For adventure lovers, life is a never-ending thrill -- a sunset would only mean sunrise somewhere else. Exhaustion and extreme weathers are the ingredients that whet their insatiable appetite to see more and savour more all from this life. Dr Parmjit Singh Sehra (69) is the one who has seen the far end of the world, when he was hardly 23 years old. He is the first Indian to ‘winter-over’ the South Pole in Antarctica.
He recalls a news item, ‘USSR attempt to get scientific data about the South Polar Ice-Cap’, published in The Tribune 45 years ago. “I see myself circumnavigating, exploring the South Pole in Antarctica as the first Indian to do so…. as the lone participant from India in the 17th Soviet Antarctic Expedition during the period from 1971 to 1973,” says Dr Sehra.
The boy from Bhana village in Hoshiarpur was a researcher in Meteorology and Atmospheric Science in Gujarat University. The year was 1971, the Indo-Pak war had intensified and Sehra was coming home to seek blessings and approval from his parents. He earned both. And he was ready for participation in the 17th Soviet Antarctic Expedition, 1971-1973.
Dr Sehra shares some of his most momentous memories:
I worked for more than a year at the station ‘Molodezhnaya’ which was the continental headquarters for the Soviet Antarctic Expeditions. During the harsh winter, an emergency was declared at our station following acute shortage of food and other essential provisions. Both the quality and quantity of food were very poor. Our tinned food also got exhausted during the extremely cold and stormy polar night. We had to live on the Antarctic seals, penguins and fish. I remember when we had to eat the meat of our favorite huskies in order to survive. When ‘Vodka’ also finished, many of us started drinking pure spirit mixed with tea-water, called ‘Antarctic whisky’!
Two of our expedition members became mentally unstable due to long isolation and had to be shut indoors. During the winter, we encountered several violent blizzards, with speeds exceeding 200 km per hour. Some of our houses were blown off, some of our comrades died for the cause of science.
Ever wondered about the longest day? At the Geographic South Pole, there’s Amundsen-Scott South Pole Station where the sun sets for the winter on March 22, not to rise again until September 21. A full year consists of only one day and one night, each of six months’ duration.
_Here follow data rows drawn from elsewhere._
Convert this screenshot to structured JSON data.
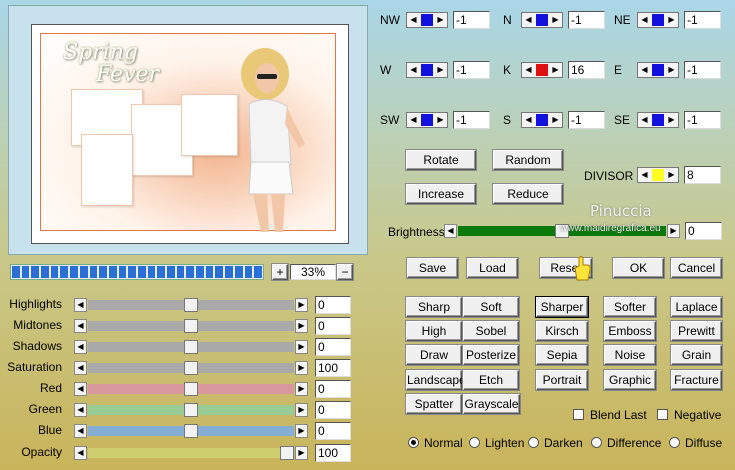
{
  "preview": {
    "title_line1": "Spring",
    "title_line2": "Fever"
  },
  "zoom": {
    "plus": "+",
    "value": "33%",
    "minus": "−"
  },
  "adjustments": [
    {
      "label": "Highlights",
      "value": "0",
      "level": 0.5,
      "track_color": "#a9a9a9"
    },
    {
      "label": "Midtones",
      "value": "0",
      "level": 0.5,
      "track_color": "#a9a9a9"
    },
    {
      "label": "Shadows",
      "value": "0",
      "level": 0.5,
      "track_color": "#a9a9a9"
    },
    {
      "label": "Saturation",
      "value": "100",
      "level": 0.5,
      "track_color": "#a9a9a9"
    },
    {
      "label": "Red",
      "value": "0",
      "level": 0.5,
      "track_color": "#d9989e"
    },
    {
      "label": "Green",
      "value": "0",
      "level": 0.5,
      "track_color": "#98cc94"
    },
    {
      "label": "Blue",
      "value": "0",
      "level": 0.5,
      "track_color": "#84aed3"
    },
    {
      "label": "Opacity",
      "value": "100",
      "level": 1.0,
      "track_color": "#cfcf6f"
    }
  ],
  "matrix": [
    {
      "label": "NW",
      "value": "-1",
      "marker": "#1111dd"
    },
    {
      "label": "N",
      "value": "-1",
      "marker": "#1111dd"
    },
    {
      "label": "NE",
      "value": "-1",
      "marker": "#1111dd"
    },
    {
      "label": "W",
      "value": "-1",
      "marker": "#1111dd"
    },
    {
      "label": "K",
      "value": "16",
      "marker": "#dd1111"
    },
    {
      "label": "E",
      "value": "-1",
      "marker": "#1111dd"
    },
    {
      "label": "SW",
      "value": "-1",
      "marker": "#1111dd"
    },
    {
      "label": "S",
      "value": "-1",
      "marker": "#1111dd"
    },
    {
      "label": "SE",
      "value": "-1",
      "marker": "#1111dd"
    }
  ],
  "matrix_buttons": {
    "rotate": "Rotate",
    "random": "Random",
    "increase": "Increase",
    "reduce": "Reduce"
  },
  "divisor": {
    "label": "DIVISOR",
    "value": "8",
    "marker": "#ffff22"
  },
  "brightness": {
    "label": "Brightness",
    "value": "0",
    "level": 0.5,
    "track_color": "#0a7a0a"
  },
  "watermark": {
    "line1": "Pinuccia",
    "line2": "www.maidiregrafica.eu"
  },
  "actions": {
    "save": "Save",
    "load": "Load",
    "reset": "Reset",
    "ok": "OK",
    "cancel": "Cancel"
  },
  "presets": [
    [
      "Sharp",
      "Soft",
      "Sharper",
      "Softer",
      "Laplace"
    ],
    [
      "High Pass",
      "Sobel",
      "Kirsch",
      "Emboss",
      "Prewitt"
    ],
    [
      "Draw",
      "Posterize",
      "Sepia",
      "Noise",
      "Grain"
    ],
    [
      "Landscape",
      "Etch",
      "Portrait",
      "Graphic",
      "Fracture"
    ],
    [
      "Spatter",
      "Grayscale"
    ]
  ],
  "selected_preset": "Sharper",
  "checkboxes": {
    "blend_last": "Blend Last",
    "negative": "Negative"
  },
  "blend_modes": {
    "options": [
      "Normal",
      "Lighten",
      "Darken",
      "Difference",
      "Diffuse"
    ],
    "selected": "Normal"
  }
}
I must say that six months of continuous darkness followed by six months of daylight at the South Pole were the extremely boring phenomena of nature I experienced there. When I returned home, I found that a 12-hour day followed by a 12-hour night were, indeed, a great blessing!
I learnt that the warmest human relations can be made in the coldest and the harshest environment. The Antarctica has recorded the world’s strongest winds of more than 250 km per hour and the lowest temperature of minus 89.3 degrees Celsius at the Soviet Antarctic Station ‘Vostok’ located at the earth’s geomagnetic South Pole. Here, I worked to collect meteorological data.
At ‘Vostok’, the air is perpetually drier than in the world’s worst deserts. During the polar night, temperatures drop so low that they would normally freeze carbon dioxide out of the atmosphere which condenses at minus 78.5 deg C. The altitude starves lungs of oxygen, and the normal rate of heartbeats nearly doubles. Here 15 of us wintered over, isolated from the outside world for more than one year, half of this time in darkness.
Science & spirituality
I was reborn the moment I fell into a deep crevasse. I was hardly an inch away from my death when I was pulled out by a rescue team. In another accident, I fell down from a 200-metre ridge in a violent snowstorm and lost a few teeth and suffered a fracture in my legs.
A few months later, I undertook an independent trekking to a distant iceberg which was about 150 km far and named it as ‘Indian Elephant Iceberg’.
On my return journey, misfortune followed me. Already weak from over-exertion and lack of food, I encountered violent storms and blizzards and lost my way.
In Greek, Antarctica means ‘Anti-Arctic’, i.e., the opposite of the Arctic. Including its permanently attached ice shelves, the Antarctica covers about 5.5 million square miles surrounding the South Pole, and has 18,500 miles of coastline. It is as big as the United States and Mexico combined. This great mass has made Antarctica the highest of all continents, its average elevation is about 7500 feet.
The best-known birds in Antarctica are the flightless penguins which walk erect and waddle along like a cartoonist’s version of a man returning from a formal dinner!